Another key component is the straining process — it actually takes four cups of milk to make a single cup of skyr. It was traditionally made with raw milk, and the cream was separated and reserved for another use. A dollop of skyr from a previous batch was added to the warmed skimmed milk as a starter. Rennet, although not used any longer, was also added to encourage coagulation. The skyr was then filtered through a cloth to remove any whey and create a dense and thick product.
Today's commercial brands make their products with pasteurized milk (usually skim) and a bacterial culture.
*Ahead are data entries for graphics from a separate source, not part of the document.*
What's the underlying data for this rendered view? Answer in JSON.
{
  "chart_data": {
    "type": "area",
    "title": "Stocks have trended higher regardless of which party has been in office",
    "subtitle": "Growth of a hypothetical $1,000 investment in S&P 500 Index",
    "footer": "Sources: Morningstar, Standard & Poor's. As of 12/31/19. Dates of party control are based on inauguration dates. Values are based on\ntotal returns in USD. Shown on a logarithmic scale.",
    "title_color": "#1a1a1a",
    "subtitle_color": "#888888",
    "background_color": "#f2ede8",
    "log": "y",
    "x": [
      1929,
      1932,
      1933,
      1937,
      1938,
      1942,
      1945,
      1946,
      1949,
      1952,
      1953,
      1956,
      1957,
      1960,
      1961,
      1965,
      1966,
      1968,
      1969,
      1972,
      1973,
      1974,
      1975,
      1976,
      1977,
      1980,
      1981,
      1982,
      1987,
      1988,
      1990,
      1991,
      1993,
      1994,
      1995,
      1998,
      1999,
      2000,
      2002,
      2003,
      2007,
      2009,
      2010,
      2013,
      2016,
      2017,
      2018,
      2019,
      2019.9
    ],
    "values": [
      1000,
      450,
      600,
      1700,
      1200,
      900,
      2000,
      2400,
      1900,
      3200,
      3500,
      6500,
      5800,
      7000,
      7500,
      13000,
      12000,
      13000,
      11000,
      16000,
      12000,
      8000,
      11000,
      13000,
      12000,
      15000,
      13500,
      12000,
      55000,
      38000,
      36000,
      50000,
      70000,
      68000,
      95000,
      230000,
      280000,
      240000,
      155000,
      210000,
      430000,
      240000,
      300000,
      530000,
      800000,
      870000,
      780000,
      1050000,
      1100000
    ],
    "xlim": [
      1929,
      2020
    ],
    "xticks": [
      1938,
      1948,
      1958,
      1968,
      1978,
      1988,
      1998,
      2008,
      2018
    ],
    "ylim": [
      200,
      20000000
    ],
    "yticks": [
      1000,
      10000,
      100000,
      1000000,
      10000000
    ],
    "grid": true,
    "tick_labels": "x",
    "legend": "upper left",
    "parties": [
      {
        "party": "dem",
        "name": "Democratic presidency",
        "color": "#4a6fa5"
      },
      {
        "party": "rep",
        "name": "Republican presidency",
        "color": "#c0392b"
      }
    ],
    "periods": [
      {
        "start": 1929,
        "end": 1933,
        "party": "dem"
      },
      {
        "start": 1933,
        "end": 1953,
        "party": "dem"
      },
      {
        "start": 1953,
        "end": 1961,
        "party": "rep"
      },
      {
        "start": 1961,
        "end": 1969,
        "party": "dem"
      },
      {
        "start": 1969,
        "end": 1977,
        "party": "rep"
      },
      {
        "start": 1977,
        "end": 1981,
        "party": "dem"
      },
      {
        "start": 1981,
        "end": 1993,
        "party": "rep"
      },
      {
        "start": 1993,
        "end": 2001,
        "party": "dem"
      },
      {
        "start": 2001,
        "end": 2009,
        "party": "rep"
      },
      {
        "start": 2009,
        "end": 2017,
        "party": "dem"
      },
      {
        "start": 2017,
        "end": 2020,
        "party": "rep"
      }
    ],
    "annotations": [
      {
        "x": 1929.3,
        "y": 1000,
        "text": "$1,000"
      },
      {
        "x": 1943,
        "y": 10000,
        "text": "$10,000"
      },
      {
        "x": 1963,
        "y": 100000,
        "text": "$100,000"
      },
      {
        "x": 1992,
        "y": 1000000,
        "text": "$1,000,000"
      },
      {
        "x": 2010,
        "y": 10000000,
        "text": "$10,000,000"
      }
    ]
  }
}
The resulting skyr is thick, slightly sour, and chock-full of protein and very little, if any, fat.
How Icelanders Eat Skyr
You're bound to find a giant bowl of skyr on any breakfast buffet in Iceland, but there are plenty of other ways to eat it besides as a substitute for yogurt.
Icelandic chefs are constantly using skyr in creative ways. The ingredient was featured in some manner on the menu of practically every restaurant I visited: there was a heavenly crème brûlée at Ok Bistro and skyr cheesecake topped with green tomato jam at Friðheimar, Iceland's famous all-tomato restaurant. Fashionable Reykjavik restaurant Matur og drykkur even does a dessert with blueberry granita, oats, and, you guessed it, skyr.
Eventually, I realized that skyr dessert I had on my first day in Iceland was based on the most traditional way to eat it. According to Siggurdson, any Icelander will tell you the best way to eat skyr is as a simple dessert topped with cream, sugar, and maybe even some freshly picked berries during the summer. "When you put cream over it, you'll get a strange sort of flavor of the cream against the tartness," he explains, "So it's very important not to stir it together but to experience the two different flavors and sensations." Give it a try for yourself while the last of the berries are still in season.